When the atoms give off these small amounts of light, fiber optic detectors aimed at the laser spot on the rock transmit the light to several spectrometers, which can see the different frequencies of light (a spectrum) and how much (how intense) the different frequencies are (for schematic, see Figure 3). Since we know what elements give off what frequencies, we can identify what is in a sample using the laser (Figure 4).

But how can you figure out how much is there?

This is the tricky part. We don’t necessarily know just from the spectrum how much of each element is there. In order to figure this out, we have a set of glass chips made out of powdered, well-mixed rock samples whose compositions are well-known in the geological community. To make a glass, powdered rock is heated past its melting point and is allowed to completely melt. This melt is then cooled quickly, so no crystals start forming. These are what we call rock standards, having been measured many times by many different scientists around the world. By shooting the laser at these standards many times, we can generate an array of spectra used to calibrate the laser and then use these to estimate the compositions of unknown rocks, such as the ones we dredge out of the ocean.


So how does this help scientists?

There are several reasons for doing this instead of just taking all of the rocks we dredge:

1. Rocks are heavy and therefore expensive to ship. We can only ship so many rocks, so we have to be careful that we don’t take too many. If we take everything, we have a lot of rocks to deal with later that ultimately prove unuseful or redundant, or are not necessary to keep in the sample archive from this expedition.

2. Other scientists, over the next few years, will be seeing the research we’re working on and may have a project idea of their own, and they might want some pieces of our samples. We can use this compositional data to help figure out which samples may be most useful to them, and quickly pick them out of the long-term sample repository where the archive will be kept.
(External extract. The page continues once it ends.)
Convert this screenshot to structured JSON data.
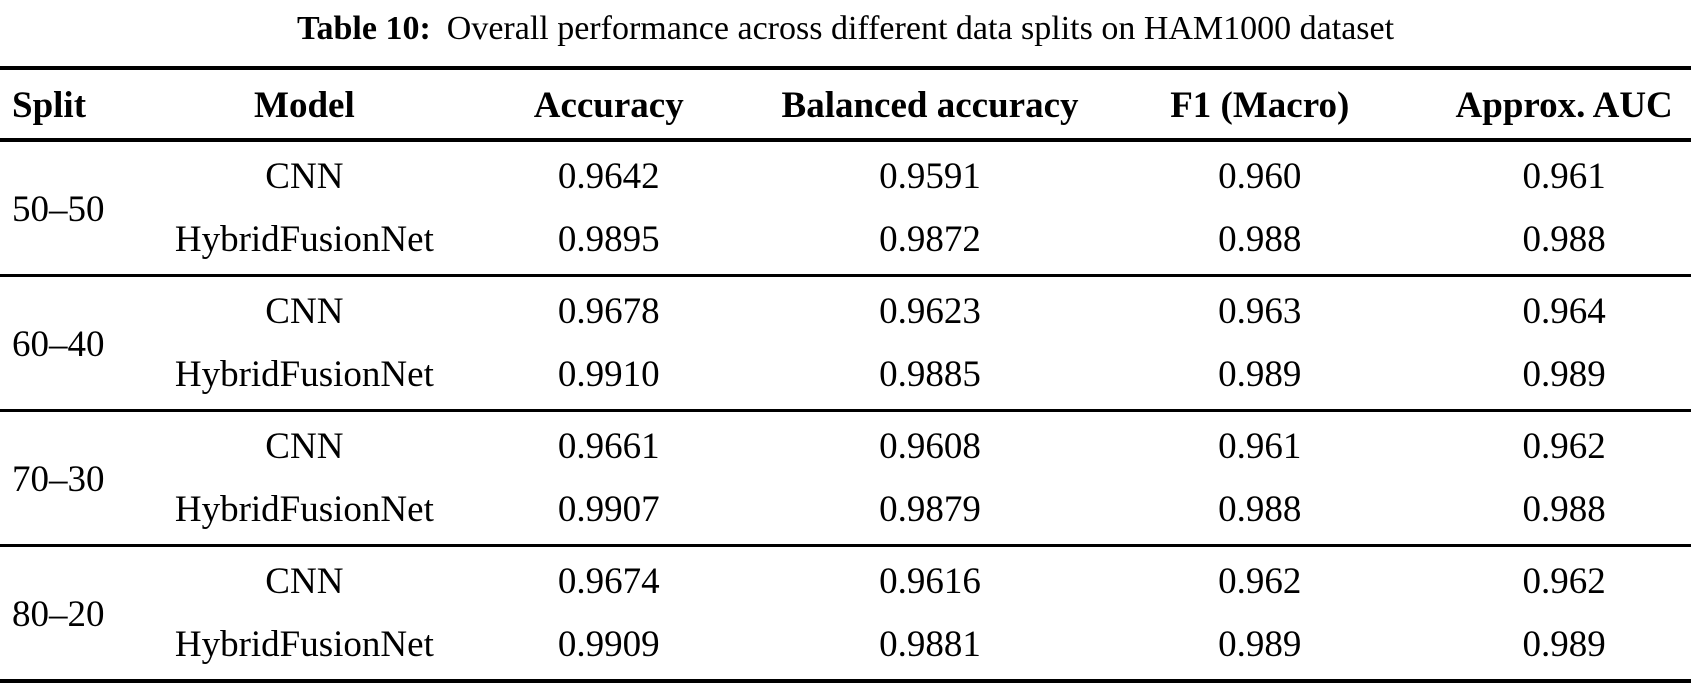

3. This is an experiment to learn the best ways to use portable/small analyzers in a field environment, and how useful such data is as a preliminary step in sample selection. Some of this remains to be seen, once we get our samples back to our labs on the mainland and can get to work!

4. Once we are back on mainland, we will obtain chemical data on some of the samples using more precise measurement methods (which can’t be taken out to sea) than the laser spectrometer. We can compare the data we gathered as a first estimate onboard to this more precise data and determine how well our methods as well as the portable equipment work for fast geochemical analyses.

How many samples were analyzed using the laser spectrometer?

559 samples (2672 total data points) were analyzed over the course of approximately three weeks of dredging. No sharks, real or fake, were harmed during this exercise.